The mass certification was so impressive that even the American Heart Association took notice. It gave the school district an award for promoting the “chain of survival.”

We give a thumbs up to the Pascack Valley Regional High School District for their commitment to the safety and wellness to their community. They’ve set an excellent example, and hopefully other schools around the country will soon follow suit.


As first responders, we often rely on various equipment and materials to aid us in our lifesaving work. When that equipment can’t be trusted, the consequences are serious. Unfortunately that’s exactly what happened in New Hampshire.

Emergency responders from Woodsville Rescue Ambulance were treating an injured motorcyclist. When a knock-off combat application tourniquet (CAT) was applied to the man’s leg, the windlass rod snapped, rendering it useless. Thankfully, there were other non-faulty products onboard, and the patient was transported safely to the hospital. However, this incident prompted the state to alert medical professionals that counterfeit tourniquets were being sold illegally, and that patients’ lives could be at risk.

The maker of CATs, North American Rescue, suspects the fakes are being made in China and being sold for about a third of the price. The company encourages medical personnel to contact them to make sure their tourniquets are authentic.

“These counterfeit tourniquets are being made with inferior materials and design. They also are not being made with the high standard quality control processes used in making CATs,” the company said in a press release. “Some counterfeits have catastrophically failed during actual lifesaving applications. There are several counterfeit medical devices on the market sold by online vendors on eBay, Amazon and Alibaba. It’s essential for agencies to know they are buying authentic and quality medical devices. They want to be sure that the tourniquet they buy will work when it is needed.”
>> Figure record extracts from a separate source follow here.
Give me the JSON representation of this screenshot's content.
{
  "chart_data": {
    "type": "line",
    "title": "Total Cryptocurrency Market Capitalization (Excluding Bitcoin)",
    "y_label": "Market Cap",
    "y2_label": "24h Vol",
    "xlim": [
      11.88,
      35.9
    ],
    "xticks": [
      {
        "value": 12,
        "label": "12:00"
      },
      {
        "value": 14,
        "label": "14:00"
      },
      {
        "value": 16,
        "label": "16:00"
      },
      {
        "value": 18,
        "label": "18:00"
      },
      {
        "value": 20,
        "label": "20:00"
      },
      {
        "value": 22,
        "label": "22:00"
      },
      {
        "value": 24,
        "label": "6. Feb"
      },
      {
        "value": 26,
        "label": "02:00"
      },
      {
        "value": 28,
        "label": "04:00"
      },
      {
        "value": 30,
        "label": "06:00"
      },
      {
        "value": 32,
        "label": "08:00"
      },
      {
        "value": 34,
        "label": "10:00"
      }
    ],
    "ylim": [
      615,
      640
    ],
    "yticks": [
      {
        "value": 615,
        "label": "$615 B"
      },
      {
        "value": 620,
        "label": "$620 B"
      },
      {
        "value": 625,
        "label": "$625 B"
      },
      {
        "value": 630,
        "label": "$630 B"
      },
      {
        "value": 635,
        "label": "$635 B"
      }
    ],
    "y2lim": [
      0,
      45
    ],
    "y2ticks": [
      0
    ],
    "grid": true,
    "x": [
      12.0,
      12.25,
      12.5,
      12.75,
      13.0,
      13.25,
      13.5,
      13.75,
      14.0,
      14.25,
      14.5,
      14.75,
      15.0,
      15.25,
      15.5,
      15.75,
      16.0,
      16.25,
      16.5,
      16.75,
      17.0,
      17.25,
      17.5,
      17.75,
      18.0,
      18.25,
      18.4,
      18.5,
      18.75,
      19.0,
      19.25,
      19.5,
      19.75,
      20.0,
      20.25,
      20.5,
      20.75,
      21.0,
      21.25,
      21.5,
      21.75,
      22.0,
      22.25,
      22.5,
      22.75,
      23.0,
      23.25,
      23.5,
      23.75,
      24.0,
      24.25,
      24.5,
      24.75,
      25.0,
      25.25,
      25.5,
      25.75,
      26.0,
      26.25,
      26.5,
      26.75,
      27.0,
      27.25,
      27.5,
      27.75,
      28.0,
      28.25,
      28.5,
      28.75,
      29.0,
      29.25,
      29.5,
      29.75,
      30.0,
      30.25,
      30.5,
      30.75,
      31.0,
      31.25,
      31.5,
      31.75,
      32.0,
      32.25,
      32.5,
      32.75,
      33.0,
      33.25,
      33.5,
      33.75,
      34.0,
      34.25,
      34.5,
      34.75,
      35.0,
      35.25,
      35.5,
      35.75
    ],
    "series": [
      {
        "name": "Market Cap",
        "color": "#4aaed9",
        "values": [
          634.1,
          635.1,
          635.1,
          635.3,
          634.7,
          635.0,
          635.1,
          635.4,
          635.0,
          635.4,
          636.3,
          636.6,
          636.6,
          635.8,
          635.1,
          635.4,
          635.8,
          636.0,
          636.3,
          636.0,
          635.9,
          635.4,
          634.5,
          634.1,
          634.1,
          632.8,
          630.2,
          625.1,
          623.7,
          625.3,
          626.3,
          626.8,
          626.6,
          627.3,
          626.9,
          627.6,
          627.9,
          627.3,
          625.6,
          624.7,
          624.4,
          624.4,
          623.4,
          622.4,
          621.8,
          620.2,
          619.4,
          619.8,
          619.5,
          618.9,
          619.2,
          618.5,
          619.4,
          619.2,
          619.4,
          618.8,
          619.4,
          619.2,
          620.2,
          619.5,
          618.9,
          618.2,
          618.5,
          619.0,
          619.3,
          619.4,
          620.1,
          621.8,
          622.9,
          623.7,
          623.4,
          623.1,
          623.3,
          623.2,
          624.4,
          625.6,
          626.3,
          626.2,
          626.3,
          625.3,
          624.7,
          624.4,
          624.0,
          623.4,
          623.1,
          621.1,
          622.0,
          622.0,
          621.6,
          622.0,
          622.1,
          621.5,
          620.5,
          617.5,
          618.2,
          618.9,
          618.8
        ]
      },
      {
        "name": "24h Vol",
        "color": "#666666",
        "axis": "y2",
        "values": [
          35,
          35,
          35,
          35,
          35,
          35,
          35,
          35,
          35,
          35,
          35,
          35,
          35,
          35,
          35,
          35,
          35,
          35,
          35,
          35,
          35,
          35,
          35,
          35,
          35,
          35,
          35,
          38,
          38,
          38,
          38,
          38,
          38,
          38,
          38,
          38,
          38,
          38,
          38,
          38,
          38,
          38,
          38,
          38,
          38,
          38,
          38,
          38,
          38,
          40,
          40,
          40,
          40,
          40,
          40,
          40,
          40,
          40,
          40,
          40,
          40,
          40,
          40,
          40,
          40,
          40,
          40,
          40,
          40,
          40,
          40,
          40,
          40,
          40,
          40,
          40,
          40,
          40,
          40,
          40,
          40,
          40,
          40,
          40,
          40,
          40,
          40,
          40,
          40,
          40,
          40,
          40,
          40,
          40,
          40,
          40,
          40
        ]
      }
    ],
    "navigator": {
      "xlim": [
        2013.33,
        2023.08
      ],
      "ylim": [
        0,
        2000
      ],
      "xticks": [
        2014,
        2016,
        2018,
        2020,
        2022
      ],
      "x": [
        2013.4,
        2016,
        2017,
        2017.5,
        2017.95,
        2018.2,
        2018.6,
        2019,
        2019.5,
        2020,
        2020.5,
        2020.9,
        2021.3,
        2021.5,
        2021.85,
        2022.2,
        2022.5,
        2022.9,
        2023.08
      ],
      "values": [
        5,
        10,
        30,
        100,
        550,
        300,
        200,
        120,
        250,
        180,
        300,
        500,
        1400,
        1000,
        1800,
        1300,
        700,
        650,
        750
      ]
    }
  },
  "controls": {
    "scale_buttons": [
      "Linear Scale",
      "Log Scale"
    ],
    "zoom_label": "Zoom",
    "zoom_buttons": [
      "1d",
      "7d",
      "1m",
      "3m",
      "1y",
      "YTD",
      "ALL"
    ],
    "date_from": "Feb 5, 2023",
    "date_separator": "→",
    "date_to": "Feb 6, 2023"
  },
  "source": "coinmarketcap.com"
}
We give a thumbs down to the peddlers of these fake tourniquets. They’ve made the unethical choice to value a quick buck over people’s lives.


Violence against first responders is a scary truth that often gets forgotten, which is why one social media campaign out of South Australia is trying to remind others of the dangers of EMS.

The “Keep Your Hands Off Our Ambos” campaign aims to educate the public about the violence EMS workers can face, a threat that most people are unaware of. A video released by South Australia’s department of health depicts a severely injured patient’s friend pushing an EMT. The video makes the point, “I can’t fight for your mate’s life if I’m fighting for mine.” It’s been seen by millions of people across the world.

The best part? The campaign seems to be working. Australian emergency workers have seen a 45% decrease in attacks since the campaign launched, though officials say they won’t be completely satisfied until the number of attacks drops to zero.

We give a thumbs up to the South Australian government for shining a light on a serious issue many people don’t know about. Their effective efforts are making first responders, and the communities they serve, much safer.